Diante da magnitude do fenômeno esportivo, da proporção tomada pelo desporto e com 
a devida influência que a prática esportiva tem sobre as massas e os mais diversos povos, era 
imprescindível que fossem elaboradas normas e regras de caráter nacional e internacional, 
assim como a necessidade um ordenamento jurídico próprio. A importância do desporto 
encontra fundamento, ao ser vista como um fenômeno social, político, econômico e cultural, 
já que através do esporte, atinge as mais amplas camadas sociais. 
 
Nasce o desporto, nascem as regras do jogo 
 
É aceitável afirmar que o direito desportivo teve sua origem concomitantemente ao 
desporto, conforme afirma Álvaro Melo Filho, a legislação desportiva tem suas origens 
ligadas nas regras que povos primitivos criavam e seguiam, como se sagradas fossem. Foi na 
Inglaterra que o desporto aflorou novamente (em relação à Grécia Antiga), através do 
regulamento de certos jogos populares e da implantação da atividade física nas escolas, 
evoluindo cada vez mais. 
O Direito Desportivo obteve um crescimento considerável em todo o mundo, e surge 
não apenas como legislação, mas adentra o íntimo constitucional de várias nações, fruto de 
importância de acontecimentos como as Olimpíadas e o Campeonato Mundial de Futebol, 
além de forma de lazer é um importante instrumento de integração social. 

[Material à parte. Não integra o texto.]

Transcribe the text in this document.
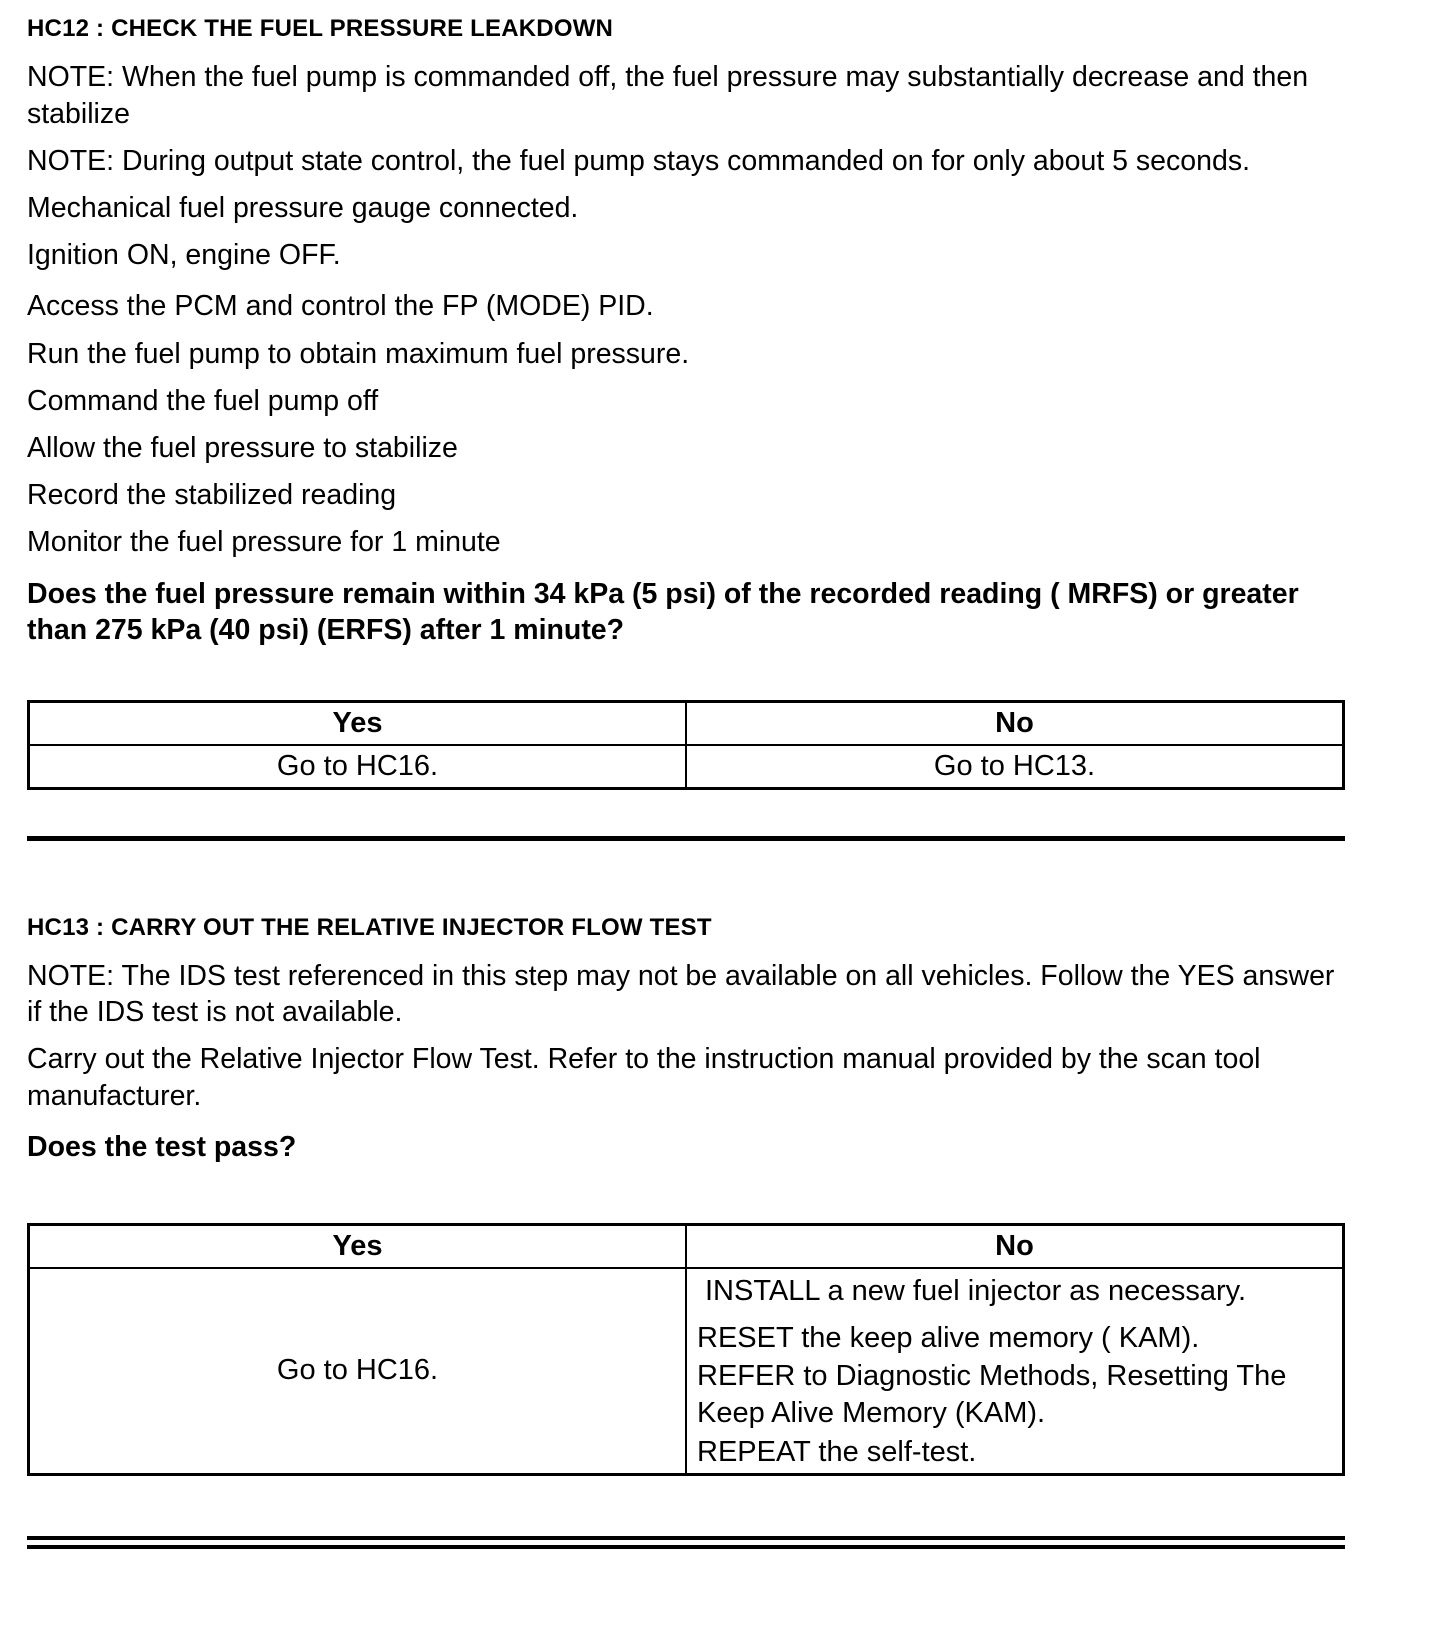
HC12 : CHECK THE FUEL PRESSURE LEAKDOWN

NOTE: When the fuel pump is commanded off, the fuel pressure may substantially decrease and then stabilize

NOTE: During output state control, the fuel pump stays commanded on for only about 5 seconds.

Mechanical fuel pressure gauge connected.

Ignition ON, engine OFF.

Access the PCM and control the FP (MODE) PID.

Run the fuel pump to obtain maximum fuel pressure.

Command the fuel pump off

Allow the fuel pressure to stabilize

Record the stabilized reading

Monitor the fuel pressure for 1 minute

Does the fuel pressure remain within 34 kPa (5 psi) of the recorded reading ( MRFS) or greater than 275 kPa (40 psi) (ERFS) after 1 minute?

Yes	No
Go to HC16.	Go to HC13.
HC13 : CARRY OUT THE RELATIVE INJECTOR FLOW TEST

NOTE: The IDS test referenced in this step may not be available on all vehicles. Follow the YES answer if the IDS test is not available.

Carry out the Relative Injector Flow Test. Refer to the instruction manual provided by the scan tool manufacturer.

Does the test pass?

Yes	No
Go to HC16.	INSTALL a new fuel injector as necessary.

RESET the keep alive memory ( KAM).

REFER to Diagnostic Methods, Resetting The Keep Alive Memory (KAM).

REPEAT the self-test.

A importância do Direito Desportivo é tamanha, já que os temas jurídicos do desporto 
podem ser observados sob diversos ângulos, como o do desporto espetáculo, do desporto 
competição, do desporto profissão, do desporto comunitário, do desporto classista, do 
desporto infantil, do desporto militar, etc. 
Embora o tema Direito Desportivo esteja previsto na Constituição de 1988, ainda é 
recente e pouco abordado na justiça brasileira, tendo maior enfoque no que diz respeito ao 
futebol. Segundo Álvaro Melo Filho, quando houve a fusão da Federação Brasileira de Sports 
e da Federação Brasileira de Futebol, em 1916, surgiu a Confederação Brasileira de 
Desportos, cujo escopo era cuidar da prática do esporte de maneira geral e como forma de 
lazer. Foi a partir desse instante, em meados da década de 1930, que o Estado passou a 
exercer interferência nas atividades esportivas do país.